Besides all that, another important thing that is possible with spaCy do is model customization. This library can communicate with models like PyTorch, TensorFlow, and MXNet via ML library Thinc. Thinc works as an interface layer between spaCy and other ML libraries by wrapping their models and acting as a shim.

After her very profound presentation, Ines Montani answered some questions of the viewers. Someone asked if Explosion is working on making spaCy explainable. Ines told us she thinks that would be a great addition to their already readable config files. She thinks it will be more possible and easier with their new version.

Panel discussion

As usual, the session ended with a panel discussion. This time they focused on some pain points NLP still has, some of which that were already discussed in previous sessions as well.

One thing wanted to emphasize was that NLP models will never know everything. That’s why NLP needs different approaches and many specialized models.

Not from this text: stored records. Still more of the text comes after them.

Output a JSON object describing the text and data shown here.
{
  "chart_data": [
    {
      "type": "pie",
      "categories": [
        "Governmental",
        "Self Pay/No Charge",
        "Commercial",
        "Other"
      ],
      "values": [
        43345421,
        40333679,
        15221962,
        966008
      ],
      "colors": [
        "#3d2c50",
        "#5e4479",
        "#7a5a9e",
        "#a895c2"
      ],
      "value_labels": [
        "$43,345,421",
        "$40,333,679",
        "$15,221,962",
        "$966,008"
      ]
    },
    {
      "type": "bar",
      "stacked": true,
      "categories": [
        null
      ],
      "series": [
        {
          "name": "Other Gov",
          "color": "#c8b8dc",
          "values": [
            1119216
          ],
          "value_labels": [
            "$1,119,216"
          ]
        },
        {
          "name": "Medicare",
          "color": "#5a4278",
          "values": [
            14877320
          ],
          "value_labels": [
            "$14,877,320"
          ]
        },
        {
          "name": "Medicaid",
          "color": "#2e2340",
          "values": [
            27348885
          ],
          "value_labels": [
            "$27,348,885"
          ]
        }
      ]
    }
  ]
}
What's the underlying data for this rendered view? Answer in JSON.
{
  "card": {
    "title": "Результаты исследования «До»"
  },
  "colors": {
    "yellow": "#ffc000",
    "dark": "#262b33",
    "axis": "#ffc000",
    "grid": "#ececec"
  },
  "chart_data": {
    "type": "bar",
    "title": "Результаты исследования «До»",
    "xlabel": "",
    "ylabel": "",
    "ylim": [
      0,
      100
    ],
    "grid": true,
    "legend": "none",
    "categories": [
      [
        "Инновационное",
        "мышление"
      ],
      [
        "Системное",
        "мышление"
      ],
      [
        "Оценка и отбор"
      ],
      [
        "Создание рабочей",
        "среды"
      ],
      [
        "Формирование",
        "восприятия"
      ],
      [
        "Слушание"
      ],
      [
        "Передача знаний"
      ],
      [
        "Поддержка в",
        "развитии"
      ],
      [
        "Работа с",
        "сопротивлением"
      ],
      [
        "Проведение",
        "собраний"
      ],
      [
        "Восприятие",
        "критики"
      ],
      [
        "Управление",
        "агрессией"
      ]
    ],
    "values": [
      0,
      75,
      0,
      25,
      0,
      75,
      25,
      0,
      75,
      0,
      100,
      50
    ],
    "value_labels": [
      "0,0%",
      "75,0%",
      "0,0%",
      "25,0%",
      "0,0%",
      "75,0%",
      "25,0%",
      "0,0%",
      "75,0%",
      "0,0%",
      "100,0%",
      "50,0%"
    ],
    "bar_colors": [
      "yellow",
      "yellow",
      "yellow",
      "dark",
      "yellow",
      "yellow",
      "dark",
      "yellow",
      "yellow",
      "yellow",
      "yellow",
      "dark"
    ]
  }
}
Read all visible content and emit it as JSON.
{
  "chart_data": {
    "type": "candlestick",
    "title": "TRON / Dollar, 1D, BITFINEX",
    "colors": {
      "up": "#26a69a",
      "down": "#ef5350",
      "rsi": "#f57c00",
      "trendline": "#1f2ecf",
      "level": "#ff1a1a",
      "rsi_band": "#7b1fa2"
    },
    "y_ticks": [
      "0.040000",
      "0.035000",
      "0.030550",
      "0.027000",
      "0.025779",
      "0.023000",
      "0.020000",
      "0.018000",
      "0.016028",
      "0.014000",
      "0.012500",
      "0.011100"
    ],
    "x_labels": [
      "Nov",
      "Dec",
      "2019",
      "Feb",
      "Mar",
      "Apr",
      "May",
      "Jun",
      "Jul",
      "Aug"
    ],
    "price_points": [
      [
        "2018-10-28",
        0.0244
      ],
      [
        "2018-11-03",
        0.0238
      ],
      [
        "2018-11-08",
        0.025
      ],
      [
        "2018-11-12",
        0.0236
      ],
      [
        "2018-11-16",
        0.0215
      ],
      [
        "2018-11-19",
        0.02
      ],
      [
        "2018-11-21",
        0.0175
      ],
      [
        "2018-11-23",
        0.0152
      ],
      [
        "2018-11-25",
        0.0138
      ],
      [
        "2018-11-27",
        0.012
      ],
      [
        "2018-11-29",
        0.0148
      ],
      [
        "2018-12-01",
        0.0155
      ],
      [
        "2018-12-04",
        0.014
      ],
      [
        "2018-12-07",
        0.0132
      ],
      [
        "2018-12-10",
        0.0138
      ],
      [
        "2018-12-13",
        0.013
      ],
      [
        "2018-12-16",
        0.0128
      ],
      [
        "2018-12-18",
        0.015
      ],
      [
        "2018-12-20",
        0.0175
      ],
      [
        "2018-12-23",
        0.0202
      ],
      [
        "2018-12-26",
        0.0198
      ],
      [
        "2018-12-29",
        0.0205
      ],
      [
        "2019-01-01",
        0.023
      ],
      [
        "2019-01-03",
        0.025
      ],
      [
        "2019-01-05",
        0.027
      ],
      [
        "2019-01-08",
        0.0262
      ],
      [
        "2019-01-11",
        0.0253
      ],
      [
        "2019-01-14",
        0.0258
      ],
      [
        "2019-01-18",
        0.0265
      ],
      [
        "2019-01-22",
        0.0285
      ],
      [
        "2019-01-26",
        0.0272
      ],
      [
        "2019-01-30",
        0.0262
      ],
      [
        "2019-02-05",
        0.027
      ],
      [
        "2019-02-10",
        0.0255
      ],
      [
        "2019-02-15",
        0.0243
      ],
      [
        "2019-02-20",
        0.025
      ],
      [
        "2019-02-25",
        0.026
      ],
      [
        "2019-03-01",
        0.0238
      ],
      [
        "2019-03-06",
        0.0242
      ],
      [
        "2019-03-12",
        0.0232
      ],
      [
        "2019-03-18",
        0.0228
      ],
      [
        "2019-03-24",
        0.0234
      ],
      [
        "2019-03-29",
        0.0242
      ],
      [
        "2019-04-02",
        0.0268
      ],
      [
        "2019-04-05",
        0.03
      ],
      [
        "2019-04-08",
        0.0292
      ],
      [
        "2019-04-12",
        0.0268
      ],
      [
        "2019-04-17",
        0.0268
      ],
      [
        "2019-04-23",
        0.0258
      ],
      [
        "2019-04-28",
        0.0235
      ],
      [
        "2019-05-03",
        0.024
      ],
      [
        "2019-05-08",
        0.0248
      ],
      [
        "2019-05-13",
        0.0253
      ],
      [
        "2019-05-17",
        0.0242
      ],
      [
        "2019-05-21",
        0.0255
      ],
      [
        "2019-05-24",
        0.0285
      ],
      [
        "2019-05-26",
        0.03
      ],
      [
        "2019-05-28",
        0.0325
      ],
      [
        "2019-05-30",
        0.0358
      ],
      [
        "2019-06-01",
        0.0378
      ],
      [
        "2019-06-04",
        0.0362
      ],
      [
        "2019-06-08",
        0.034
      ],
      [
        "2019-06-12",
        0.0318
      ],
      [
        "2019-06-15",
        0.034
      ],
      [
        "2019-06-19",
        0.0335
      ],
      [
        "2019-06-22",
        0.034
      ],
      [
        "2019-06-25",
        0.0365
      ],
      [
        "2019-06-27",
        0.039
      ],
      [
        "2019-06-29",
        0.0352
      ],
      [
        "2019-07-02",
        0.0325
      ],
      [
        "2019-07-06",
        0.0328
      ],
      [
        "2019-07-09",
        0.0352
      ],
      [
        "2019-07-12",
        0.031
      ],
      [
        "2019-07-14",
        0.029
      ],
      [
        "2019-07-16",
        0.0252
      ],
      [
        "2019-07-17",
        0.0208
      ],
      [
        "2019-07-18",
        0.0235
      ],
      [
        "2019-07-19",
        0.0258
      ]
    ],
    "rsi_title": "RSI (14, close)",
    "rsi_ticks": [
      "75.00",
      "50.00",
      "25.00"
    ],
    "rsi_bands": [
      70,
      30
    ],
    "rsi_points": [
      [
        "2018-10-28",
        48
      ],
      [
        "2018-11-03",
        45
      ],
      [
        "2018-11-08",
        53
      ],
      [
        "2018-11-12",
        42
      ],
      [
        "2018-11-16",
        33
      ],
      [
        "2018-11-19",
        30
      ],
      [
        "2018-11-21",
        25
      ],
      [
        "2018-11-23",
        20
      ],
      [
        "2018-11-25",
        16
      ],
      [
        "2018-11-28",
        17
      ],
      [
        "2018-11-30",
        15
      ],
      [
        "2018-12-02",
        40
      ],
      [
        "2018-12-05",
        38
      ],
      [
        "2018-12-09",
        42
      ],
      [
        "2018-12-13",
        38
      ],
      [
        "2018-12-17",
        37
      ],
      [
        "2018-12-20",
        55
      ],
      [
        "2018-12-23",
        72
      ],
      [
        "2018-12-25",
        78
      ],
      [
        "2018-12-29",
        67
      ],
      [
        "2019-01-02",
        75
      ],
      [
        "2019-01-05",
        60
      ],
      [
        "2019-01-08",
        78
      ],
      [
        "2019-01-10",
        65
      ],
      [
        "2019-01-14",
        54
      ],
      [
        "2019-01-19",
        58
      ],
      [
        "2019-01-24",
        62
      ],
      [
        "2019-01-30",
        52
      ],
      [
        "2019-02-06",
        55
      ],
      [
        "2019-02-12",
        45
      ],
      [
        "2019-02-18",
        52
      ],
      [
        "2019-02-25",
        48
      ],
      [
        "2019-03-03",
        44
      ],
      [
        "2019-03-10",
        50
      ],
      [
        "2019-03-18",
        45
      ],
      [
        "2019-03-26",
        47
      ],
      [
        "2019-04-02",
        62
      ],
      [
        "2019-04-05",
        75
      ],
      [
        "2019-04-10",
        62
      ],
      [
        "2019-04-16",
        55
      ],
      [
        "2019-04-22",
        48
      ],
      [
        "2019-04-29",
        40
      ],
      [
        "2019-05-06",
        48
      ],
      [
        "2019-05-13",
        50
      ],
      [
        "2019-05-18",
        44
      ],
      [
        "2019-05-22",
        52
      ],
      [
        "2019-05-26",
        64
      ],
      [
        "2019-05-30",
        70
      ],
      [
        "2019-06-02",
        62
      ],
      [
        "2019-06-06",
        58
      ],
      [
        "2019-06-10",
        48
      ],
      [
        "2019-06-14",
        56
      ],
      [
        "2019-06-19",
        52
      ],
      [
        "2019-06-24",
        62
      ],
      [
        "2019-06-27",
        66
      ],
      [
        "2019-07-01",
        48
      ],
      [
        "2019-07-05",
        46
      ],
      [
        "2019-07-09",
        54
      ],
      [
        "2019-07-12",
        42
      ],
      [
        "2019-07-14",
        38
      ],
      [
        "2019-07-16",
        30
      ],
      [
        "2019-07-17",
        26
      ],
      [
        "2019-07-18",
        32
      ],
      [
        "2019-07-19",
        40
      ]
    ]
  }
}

One topic that keeps coming up is bias awareness, one of the biggest problems in AI right now because “what comes in, comes out” according to Sammy. Vared also gave us the advice to really think about what models are a good idea to train and what models not.

Vared then also told us she is a supporter of making AI models publicly available because, yes, it is easy to implement from scratch, but it’s just so unnecessary. Ines immediately agreed: “You need to protect your data, not your model”

Last but not least, they ended with their vision of the future. They all agreed that models will one day combine language and vision for a maximized user experience.

Something to look forward to or to be afraid of? Let me know what you think!